Ceux qui aspirent à la plus haute charge ecclésiastique devraient d’abord s’interroger eux-mêmes : quel a été mon apport réel à l’Église ? Quel héritage ai-je laissé dans les responsabilités qui m’ont été confiées ? Mon parcours témoigne-t-il d’une capacité à unir, à construire et à faire grandir l’œuvre de Dieu ?

Cette réflexion doit également conduire l’ensemble de la communauté à examiner avec objectivité les mandats écoulés. Sur le plan organisationnel, quels progrès avons-nous accomplis ? Sur le plan spirituel, quelles avancées durables ont marqué la vie de l’Église ?

Sur le plan infrastructurel, quelles réalisations témoignent d’une vision de long terme ? Sur le plan humain, avons-nous renforcé la fraternité, encouragé les vocations, formé les responsables et consolidé l’unité de notre communauté ?

Ces interrogations ne visent ni à condamner ni à glorifier qui que ce soit. Elles doivent nous permettre d’apprendre de notre histoire afin d’envisager mieux que ce qui a été vu jusqu’alors.

Car le véritable enjeu n’est pas de reproduire l’existant, mais de préparer l’avenir. C’est précisément cette ambition de progrès, de consolidation et de rayonnement qui devrait guider le choix de notre futur premier des bergers.

Les filles et les fils du Ntem se connaissent et se reconnaissent.
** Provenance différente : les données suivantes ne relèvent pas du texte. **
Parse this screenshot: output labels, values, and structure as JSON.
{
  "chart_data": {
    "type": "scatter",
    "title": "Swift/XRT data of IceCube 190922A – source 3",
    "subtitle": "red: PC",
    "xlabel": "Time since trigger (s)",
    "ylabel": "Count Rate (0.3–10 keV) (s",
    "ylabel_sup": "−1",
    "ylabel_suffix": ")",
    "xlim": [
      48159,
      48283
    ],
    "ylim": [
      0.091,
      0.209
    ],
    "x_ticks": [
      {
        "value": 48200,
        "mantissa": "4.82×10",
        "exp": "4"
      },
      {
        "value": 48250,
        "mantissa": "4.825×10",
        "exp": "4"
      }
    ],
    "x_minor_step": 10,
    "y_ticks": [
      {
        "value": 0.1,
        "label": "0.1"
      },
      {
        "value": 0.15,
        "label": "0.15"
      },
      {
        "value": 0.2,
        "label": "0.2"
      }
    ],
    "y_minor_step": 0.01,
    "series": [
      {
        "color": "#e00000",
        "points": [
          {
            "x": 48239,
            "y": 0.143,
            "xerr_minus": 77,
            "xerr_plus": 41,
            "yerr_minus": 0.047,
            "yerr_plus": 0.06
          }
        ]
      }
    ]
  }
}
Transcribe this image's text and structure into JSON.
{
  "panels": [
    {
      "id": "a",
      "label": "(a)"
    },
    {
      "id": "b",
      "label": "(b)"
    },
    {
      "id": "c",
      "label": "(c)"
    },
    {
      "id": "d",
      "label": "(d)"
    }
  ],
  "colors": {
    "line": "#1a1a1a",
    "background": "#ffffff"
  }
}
Ils savent distinguer ceux dont l’engagement s’inscrit dans la durée de ceux qui se sont davantage illustrés par l’activisme et le besoin permanent d’exister sur la scène ecclésiale.

Ils savent également reconnaître ceux dont les préoccupations semblent davantage orientées vers la recherche du bien-être matériel ou des avantages liés aux responsabilités.
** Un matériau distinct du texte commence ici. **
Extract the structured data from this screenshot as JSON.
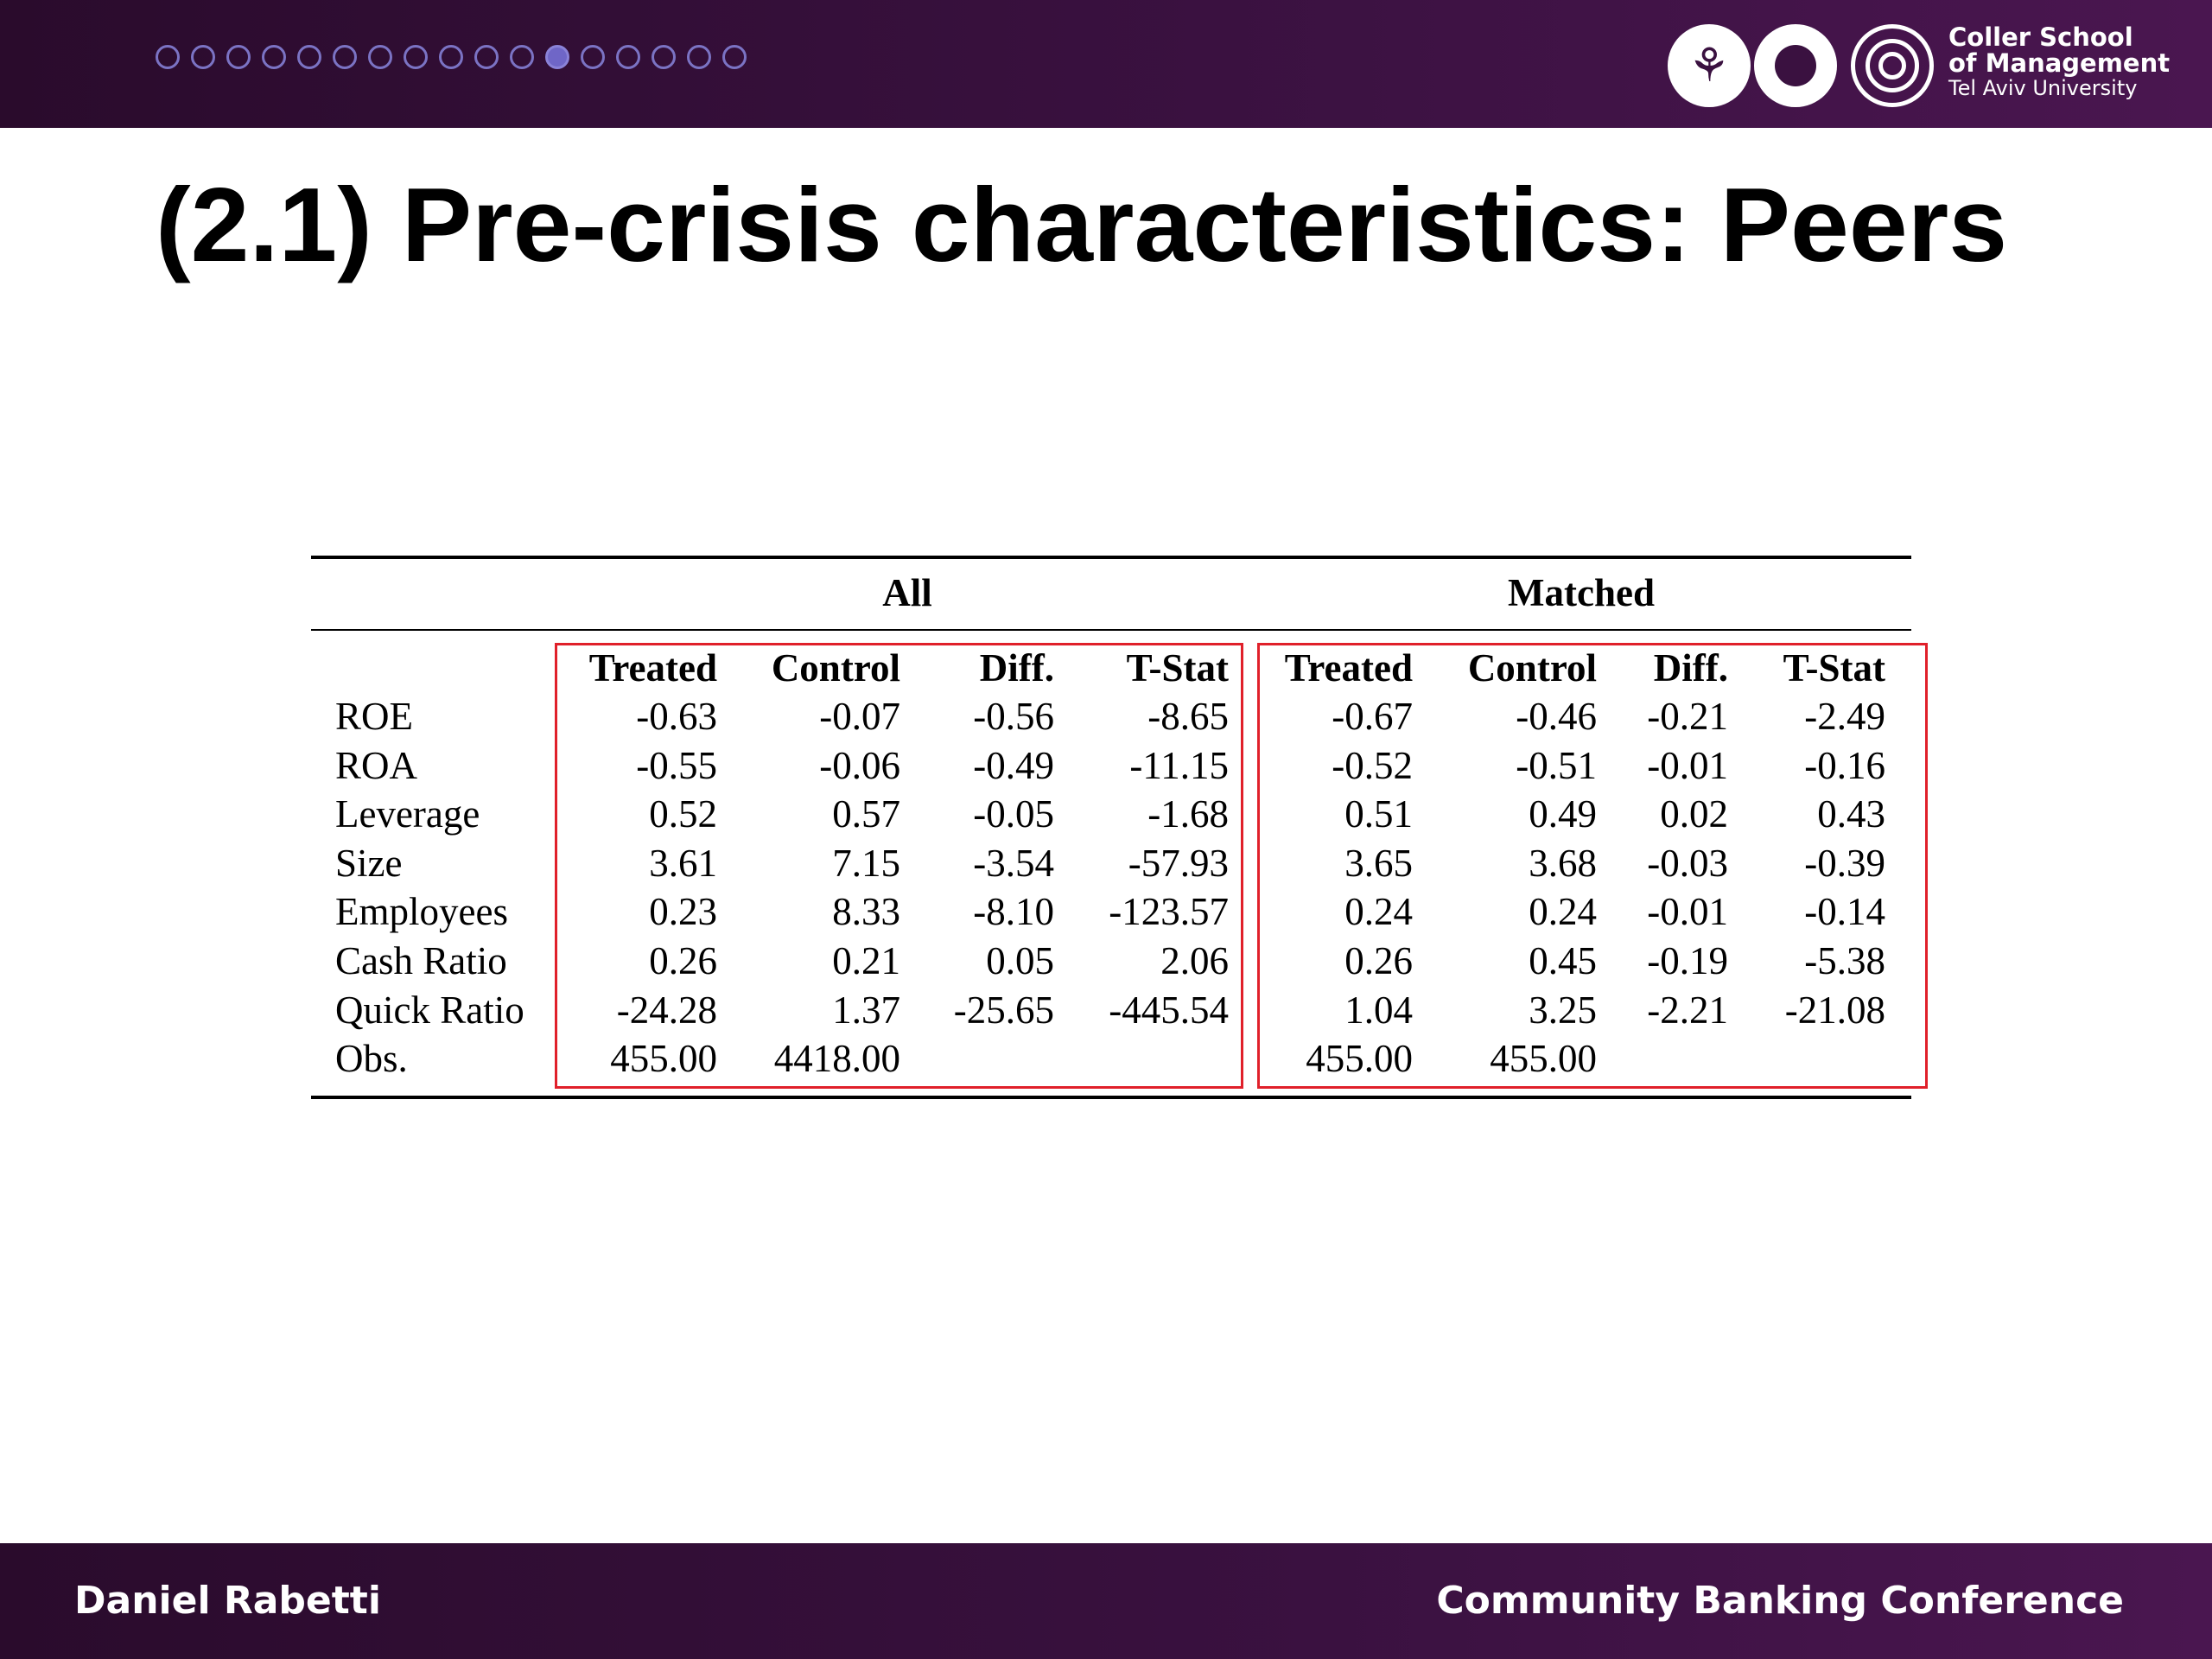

Ils connaissent enfin ces hommes, parfois plus discrets, qui consacrent leurs forces à l’édification profonde de l’Église, à l’accompagnement des fidèles, à la formation spirituelle et au renforcement des institutions.

Il serait donc regrettable que l’heure du choix soit dominée par les stratégies, les positionnements ou les spéculations. Une Église de la stature de l’EEG mérite mieux que cela. Elle mérite que ses responsables soient choisis à l’aune de leur capacité à servir, à fédérer et à porter une vision qui dépasse leurs intérêts propres.

L’Église Évangélique du Gabon n’est pas une organisation ordinaire. Elle est porteuse d’une histoire, d’un héritage spirituel, d’une crédibilité morale et d’une responsabilité sociale qui dépassent largement les personnes appelées à la diriger.

Son président doit être à la hauteur de cette mission. Il doit comprendre que la stabilité institutionnelle, la crédibilité publique, la vitalité spirituelle et le rayonnement de l’Église constituent un patrimoine collectif qu’il convient de préserver et de renforcer.

Le Ntem est large et profond. Sa richesse ne réside pas seulement dans son étendue ou dans le nombre de ses fidèles, mais dans la qualité des femmes et des hommes qu’il a formés au fil des générations.

C’est pourquoi les fils du Ntem appelés à siéger au Conseil National devront y entrer avec un sens élevé de leur responsabilité. Non pour nourrir les rumeurs, alimenter les spéculations ou défendre des intérêts particuliers, mais pour entretenir un débat qui fait avancer l’Église, qui transforme les mentalités, qui élève la qualité de la gouvernance et qui prépare les générations futures à porter plus haut encore l’étendard de l’EEG.

Le rendez-vous qui se présente aujourd’hui n’est donc pas celui d’un homme avec une fonction. Il est celui d’une région avec son histoire, d’une Église avec son avenir et d’un peuple de foi avec ses responsabilités.

Puisse le Ntem être à la hauteur de cette espérance en proposant à l’Église Évangélique du Gabon un serviteur dont la vision, l’intégrité, la sagesse et l’esprit de rassemblement permettront d’ouvrir une nouvelle étape de croissance, de stabilité et de rayonnement pour notre institution.

Car lorsque l’histoire frappe à la porte d’un peuple, la plus belle réponse demeure toujours celle de la responsabilité.